Mutual information and task-relevant latent dimensionality
Paarth Gulati, Eslam Abdelaleem, Audrey Sederberg, Ilya Nemenman
TL;DR
This work tackles the challenge of identifying the task-relevant latent dimensionality required to predict outcomes from high-dimensional observations. It casts the problem as a symmetric information bottleneck and shows that conventional neural MI estimators with separable or bilinear critics inflate the inferred dimension. To address this, the authors introduce a hybrid critic that preserves an explicit bottleneck while enabling nonlinear cross-view interactions, enabling reliable, one-shot estimation of the effective latent dimensionality via a cross-covariance participation ratio. The method remains robust to observation noise and extends to intrinsic dimensionality by view splitting, with successful validation on synthetic benchmarks and physics datasets such as the 2D Ising model and pendulum dynamics. Overall, the approach provides a practical, data-efficient tool for uncovering meaningful latent structure in noisy scientific data and offers new insight into the geometry of task-relevant representations.
Abstract
Estimating the dimensionality of the latent representation needed for prediction -- the task-relevant dimension -- is a difficult, largely unsolved problem with broad scientific applications. We cast it as an Information Bottleneck question: what embedding bottleneck dimension is sufficient to compress predictor and predicted views while preserving their mutual information (MI). This repurposes neural MI estimators for dimensionality estimation.
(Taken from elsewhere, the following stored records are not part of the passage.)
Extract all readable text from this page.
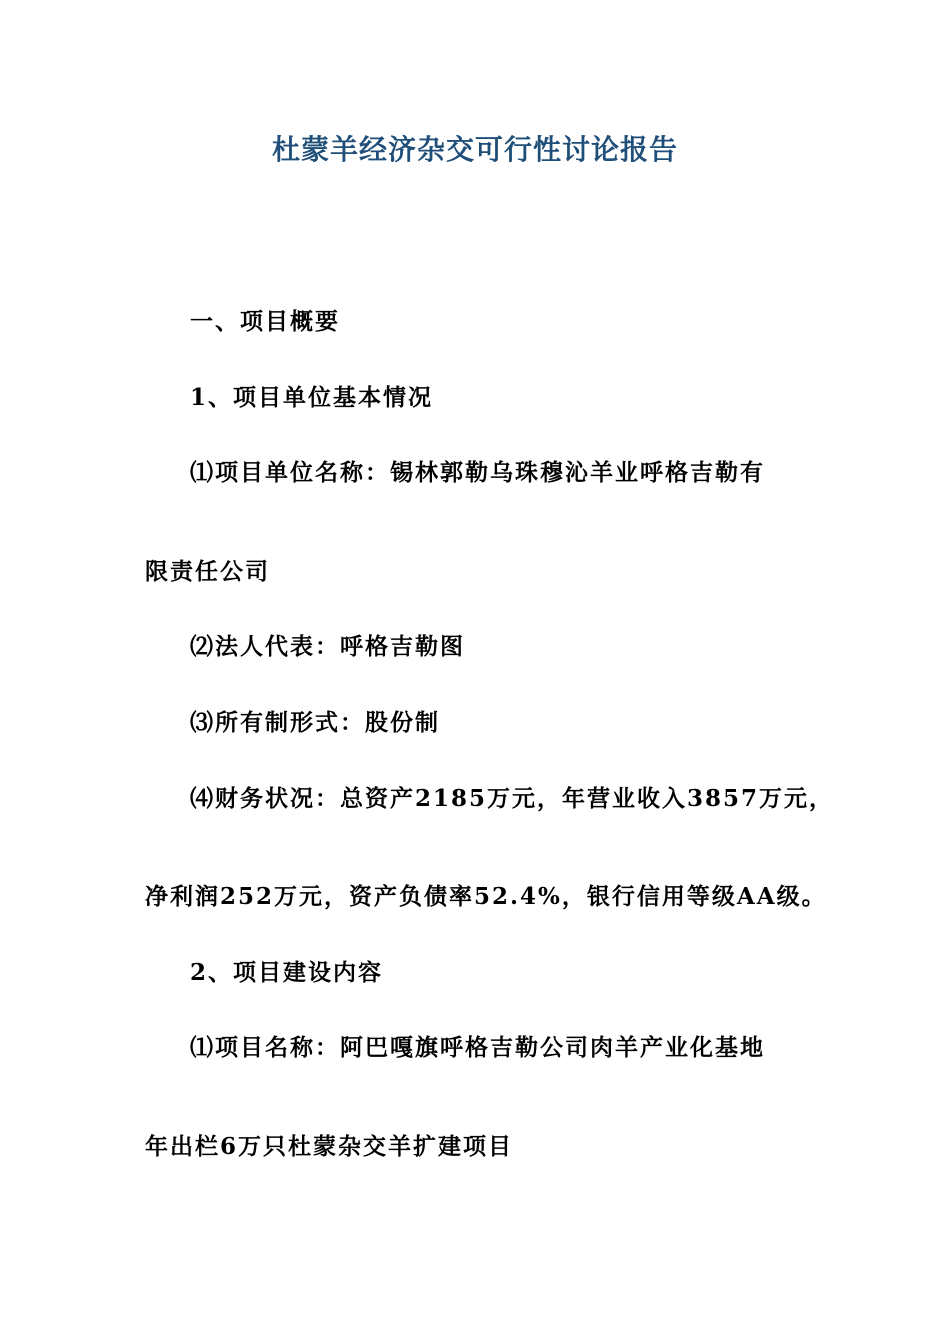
杜蒙羊经济杂交可行性讨论报告
一、项目概要
1、项目单位基本情况
⑴项目单位名称：锡林郭勒乌珠穆沁羊业呼格吉勒有
限责任公司
⑵法人代表：呼格吉勒图
⑶所有制形式：股份制
⑷财务状况：总资产2185万元，年营业收入3857万元，
净利润252万元，资产负债率52.4%，银行信用等级AA级。
2、项目建设内容
⑴项目名称：阿巴嘎旗呼格吉勒公司肉羊产业化基地
年出栏6万只杜蒙杂交羊扩建项目
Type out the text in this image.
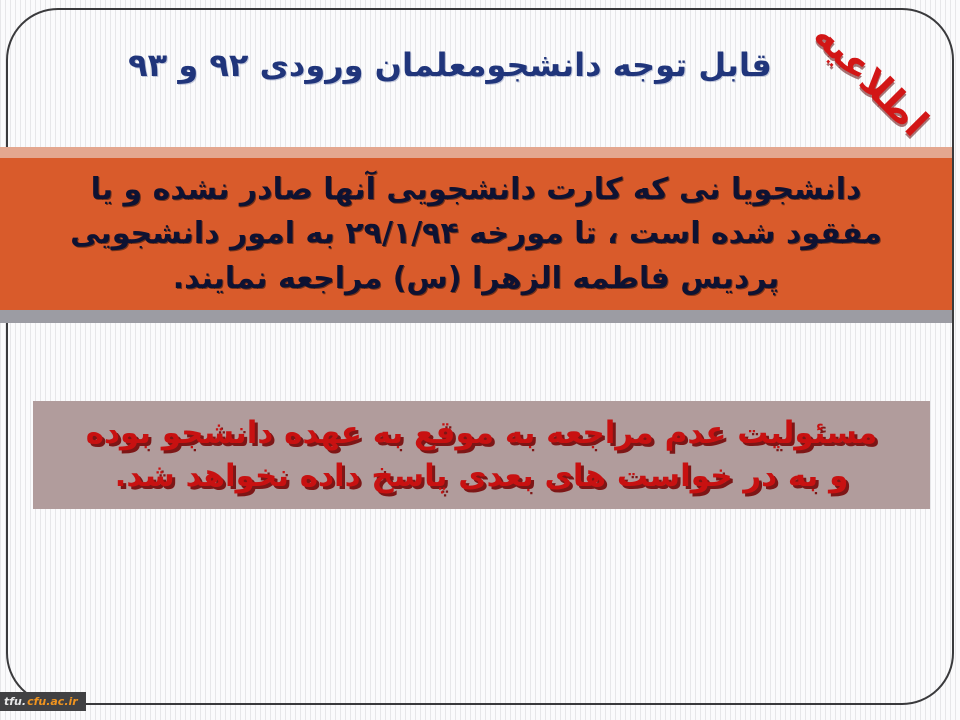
قابل توجه دانشجومعلمان ورودی ۹۲ و ۹۳ اطلاعیه
دانشجویا نی که کارت دانشجویی آنها صادر نشده و یا
مفقود شده است ، تا مورخه ۲۹/۱/۹۴ به امور دانشجویی
پردیس فاطمه الزهرا (س) مراجعه نمایند.
مسئولیت عدم مراجعه به موقع به عهده دانشجو بوده
و به در خواست های بعدی پاسخ داده نخواهد شد.
tfu. cfu.ac.ir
We show that standard neural estimators with separable/bilinear critics systematically inflate the inferred dimension, and we address this by introducing a hybrid critic that retains an explicit dimensional bottleneck while allowing flexible nonlinear cross-view interactions, thereby preserving the latent geometry. We further propose a one-shot protocol that reads off the effective dimension from a single over-parameterized hybrid model, without sweeping over bottleneck sizes. We validate the approach on synthetic problems with known task-relevant dimension. We extend the approach to intrinsic dimensionality by constructing paired views of a single dataset, enabling comparison with classical geometric dimension estimators. In noisy regimes where those estimators degrade, our approach remains reliable. Finally, we demonstrate the utility of the method on multiple physics datasets.